There was also just a problem with Beneful a few months ago:

http://spoiledmaltese.com/forum/index.php?...c=20185&hl=

There are some really good foods out there that are a better choice. We've had a lot of discussions about foods. Here are a few:

http://spoiledmaltese.com/forum/index.php?...882&hl=food

http://spoiledmaltese.com/forum/index.php?...c=20677&hl=

http://spoiledmaltese.com/forum/index.php?...c=16254&hl=


----------



## daisyg (Jun 21, 2007)

Thank you! 

I have some Grandma Lucy's upset stomach treats I think that wil comfort him, it always does.

I had no I idea, about beneful I would buy it because of the salmon dusty loves salmon.


----------



## Bonnie's Mommie (Mar 2, 2006)

> Thank you!
> 
> I have some Grandma Lucy's upset stomach treats I think that wil comfort him, it always does.
> 
> I had no I idea, about beneful I would buy it because of the salmon dusty loves salmon.[/B]


This is a great salmon treat - Bonnie loves it!

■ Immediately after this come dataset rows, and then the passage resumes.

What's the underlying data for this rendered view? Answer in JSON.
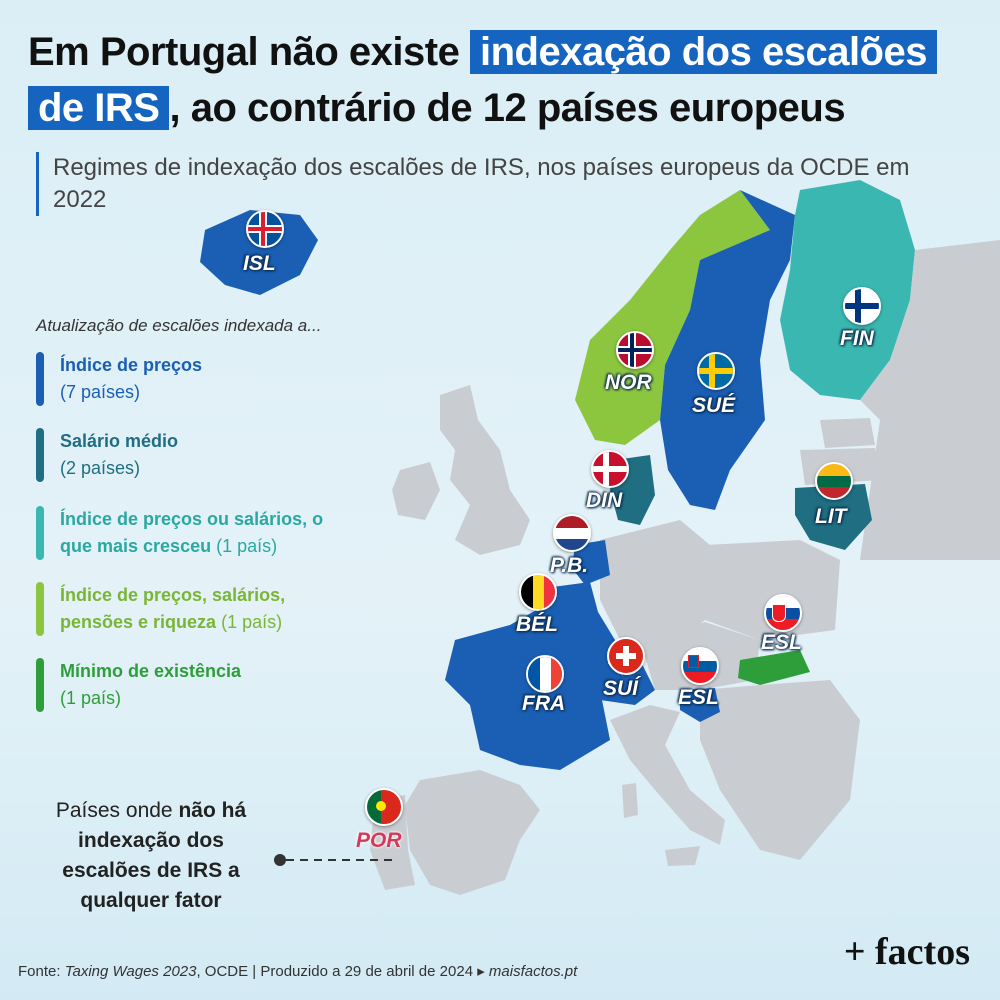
{
  "title": {
    "part1": "Em Portugal não existe ",
    "highlight1": "indexação dos escalões",
    "highlight2": "de IRS",
    "part2": ", ao contrário de 12 países europeus"
  },
  "subtitle": "Regimes de indexação dos escalões de IRS, nos países europeus da OCDE em 2022",
  "legend": {
    "title": "Atualização de escalões indexada a...",
    "items": [
      {
        "label": "Índice de preços",
        "count": "(7 países)",
        "color": "#1a5fb4"
      },
      {
        "label": "Salário médio",
        "count": "(2 países)",
        "color": "#1f6e82"
      },
      {
        "label": "Índice de preços ou salários, o que mais cresceu",
        "count": "(1 país)",
        "color": "#3ab7b0"
      },
      {
        "label": "Índice de preços, salários, pensões e riqueza",
        "count": "(1 país)",
        "color": "#8cc63f"
      },
      {
        "label": "Mínimo de existência",
        "count": "(1 país)",
        "color": "#2e9e3a"
      }
    ]
  },
  "countries": {
    "isl": "ISL",
    "fin": "FIN",
    "nor": "NOR",
    "sue": "SUÉ",
    "din": "DIN",
    "lit": "LIT",
    "pb": "P.B.",
    "bel": "BÉL",
    "svk": "ESL",
    "sui": "SUÍ",
    "svn": "ESL",
    "fra": "FRA",
    "por": "POR"
  },
  "note": {
    "line1a": "Países onde ",
    "line1b": "não há",
    "line2": "indexação dos",
    "line3": "escalões de IRS a",
    "line4": "qualquer fator"
  },
  "footer": {
    "a": "Fonte: ",
    "source": "Taxing Wages 2023",
    "b": ", OCDE | Produzido a 29 de abril de 2024 ▸ ",
    "site": "maisfactos.pt"
  },
  "brand": "+ factos",
  "colors": {
    "indice_precos": "#1a5fb4",
    "salario_medio": "#1f6e82",
    "precos_ou_salarios": "#3ab7b0",
    "precos_salarios_pensoes": "#8cc63f",
    "minimo_existencia": "#2e9e3a",
    "sem_indexacao": "#c9cdd1",
    "portugal_label": "#d6385a"
  }
}
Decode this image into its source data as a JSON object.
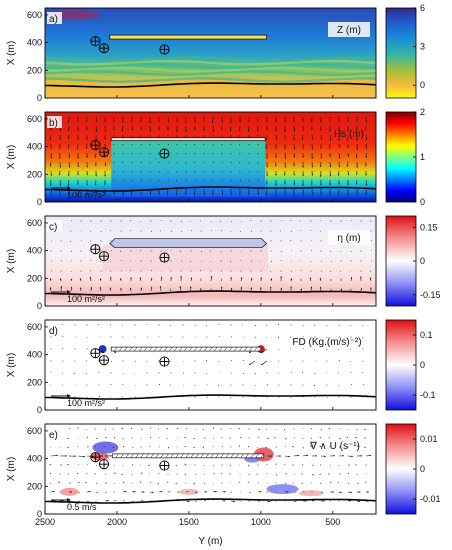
{
  "chart_data": {
    "type": "heatmap",
    "xlabel": "Y (m)",
    "x_ticks": [
      "2500",
      "2000",
      "1500",
      "1000",
      "500"
    ],
    "x_range": [
      2500,
      200
    ],
    "y_ticks": [
      "0",
      "200",
      "400",
      "600"
    ],
    "y_range": [
      0,
      650
    ],
    "markers_xy": [
      [
        2150,
        410
      ],
      [
        2090,
        360
      ],
      [
        1670,
        350
      ]
    ],
    "panels": [
      {
        "letter": "a)",
        "ylabel": "X (m)",
        "label": "Z (m)",
        "colormap": "parula",
        "cbar_ticks": [
          "6",
          "3",
          "0"
        ],
        "cbar_tick_values": [
          6,
          3,
          0
        ],
        "cbar_range": [
          -1,
          6
        ],
        "structure": {
          "y_from": 2050,
          "y_to": 960,
          "x": 440
        },
        "vectors": "none"
      },
      {
        "letter": "b)",
        "ylabel": "X (m)",
        "label": "Hs (m)",
        "colormap": "jet",
        "cbar_ticks": [
          "2",
          "1",
          "0"
        ],
        "cbar_tick_values": [
          2,
          1,
          0
        ],
        "cbar_range": [
          0,
          2
        ],
        "vector_scale_label": "100 m²/s²",
        "structure": {
          "y_from": 2040,
          "y_to": 970,
          "x": 450
        },
        "vectors": "dense"
      },
      {
        "letter": "c)",
        "ylabel": "X (m)",
        "label": "η (m)",
        "colormap": "bwr",
        "cbar_ticks": [
          "0.15",
          "0",
          "-0.15"
        ],
        "cbar_tick_values": [
          0.15,
          0,
          -0.15
        ],
        "cbar_range": [
          -0.2,
          0.2
        ],
        "vector_scale_label": "100 m²/s²",
        "structure": {
          "y_from": 2050,
          "y_to": 960,
          "x": 450
        },
        "vectors": "medium"
      },
      {
        "letter": "d)",
        "ylabel": "X (m)",
        "label": "FD (Kg.(m/s)⁻²)",
        "colormap": "bwr",
        "cbar_ticks": [
          "0.1",
          "0",
          "-0.1"
        ],
        "cbar_tick_values": [
          0.1,
          0,
          -0.1
        ],
        "cbar_range": [
          -0.15,
          0.15
        ],
        "vector_scale_label": "100 m²/s²",
        "structure": {
          "y_from": 2040,
          "y_to": 1000,
          "x": 440
        },
        "vectors": "sparse"
      },
      {
        "letter": "e)",
        "ylabel": "X (m)",
        "label": "∇ ∧ U (s⁻¹)",
        "colormap": "bwr",
        "cbar_ticks": [
          "0.01",
          "0",
          "-0.01"
        ],
        "cbar_tick_values": [
          0.01,
          0,
          -0.01
        ],
        "cbar_range": [
          -0.015,
          0.015
        ],
        "vector_scale_label": "0.5 m/s",
        "structure": {
          "y_from": 2030,
          "y_to": 980,
          "x": 420
        },
        "vectors": "dense"
      }
    ]
  }
}
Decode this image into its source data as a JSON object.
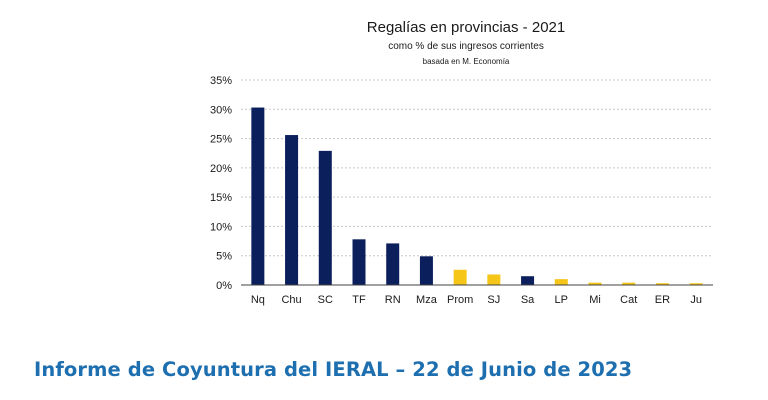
{
  "chart_data": {
    "type": "bar",
    "title": "Regalías en provincias - 2021",
    "subtitle": "como % de sus ingresos corrientes",
    "note": "basada en M. Economía",
    "categories": [
      "Nq",
      "Chu",
      "SC",
      "TF",
      "RN",
      "Mza",
      "Prom",
      "SJ",
      "Sa",
      "LP",
      "Mi",
      "Cat",
      "ER",
      "Ju"
    ],
    "values": [
      30.3,
      25.6,
      22.9,
      7.8,
      7.1,
      4.9,
      2.6,
      1.8,
      1.5,
      1.0,
      0.4,
      0.4,
      0.3,
      0.3
    ],
    "bar_colors": [
      "#0b1f5c",
      "#0b1f5c",
      "#0b1f5c",
      "#0b1f5c",
      "#0b1f5c",
      "#0b1f5c",
      "#f5c518",
      "#f5c518",
      "#0b1f5c",
      "#f5c518",
      "#f5c518",
      "#f5c518",
      "#f5c518",
      "#f5c518"
    ],
    "yticks": [
      "0%",
      "5%",
      "10%",
      "15%",
      "20%",
      "25%",
      "30%",
      "35%"
    ],
    "ylim": [
      0,
      35
    ],
    "xlabel": "",
    "ylabel": "",
    "grid": true
  },
  "footer": {
    "text": "Informe de Coyuntura del IERAL – 22 de Junio de 2023",
    "color": "#1d6fb0"
  }
}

http://www.onlynaturalpet.com/products/Lak...ats/160006.aspx


----------



## deuce (May 31, 2007)

You have come to the right place for loads of great information...Deuce eats Eukanuba Puppy, but we are in the process of trying to get him on a better food..He is so picky!!


----------



## bellasmommy (May 8, 2005)

You're not a bad puppy mom, the way these foods are marketed its only natural for us to assume they are safe. You are a great mom for looking out for something better. If he likes salmon, you might look into Solid Gold. I haven't looked at all the formulas, but the one Bella is on has salmon I know, her's is meant for adults though.


----------